Researchers have disclosed details of a recently patched a path traversal vulnerability in the iDRAC technology can allow remote attackers to take over control of server operations.

The web vulnerability was found in the Dell EMC iDRAC remote access controller, technology embedded within the latest versions of Dell PowerEdge servers.

Vulnerability:

The path traversal vulnerability (CVE-2020-5366), found in Dell EMC iDRAC9 versions prior to 4.20.20.20, is rated as a 7.1 in terms of exploitability, giving it a high-severity vulnerability rating.

How the attackers exploit the Vulnerability:

If exploited, the flaw can allow attackers to view the content of server folders that should not be accessible even to someone who are logged in as an ordinary site user. iDRAC runs on Linux, and the specific appeal to hackers in exploiting the vulnerability would be the ability to read the file /etc/password, which stores information about Linux users.

Example:  An example of how this can be used by attackers is a recent attack on two vulnerabilities found on the Zoom video conferencing app that could allow remote attackers to breach the system of any participant in a group call. Indeed, a remote, authenticated malicious user with low privileges could potentially exploit the iDRAC flaw by manipulating input parameters to gain unauthorized read access to the arbitrary files.

iDRAC is designed to allow IT administrators to remotely deploy, update, monitor and maintain Dell servers without installing new software.

The vulnerability can only be exploited if iDRAC is connected to the internet. The iDRAC controller is used by network administrators to manage key servers, “effectively functioning as a separate computer inside the server itself.
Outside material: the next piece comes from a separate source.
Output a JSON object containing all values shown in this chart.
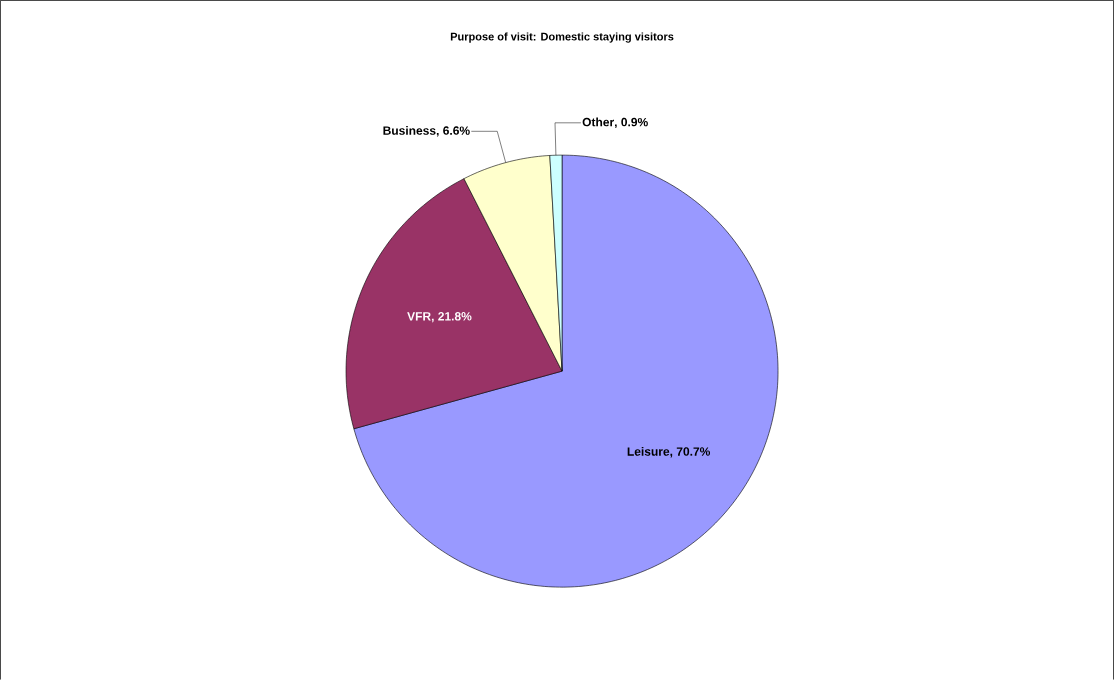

Attackers can exploit the flaw externally by obtaining the back-up of a privileged user or if they have credentials or brute-force their way in. They also could use the account of a junior administrator with limited server access to exploit the flaw internally. Once an attacker gains control, he or she can externally block or disrupt the server’s operation.

Recommendations

It is recommended to consider the following best practices:

• To better secure Dell servers that use iDRAC, it is recommended that customers place iDRAC on a separate administration network and don’t connect the controller to the internet.
• Companies also should isolate the administration network or VLAN (such as with a firewall) and restrict access to the subnet or VLAN to authorized server administrators only.
• Customers are advised to updated to the iDRAC firmware that fixes the flaw
• To secure iDRAC against intrusion include using 256-bit encryption and TLS 1.2 or later; configuration options are such as:
• IP address range filtering and system lockdown mode;
• Additional authentication such as Microsoft Active Directory or LDAP.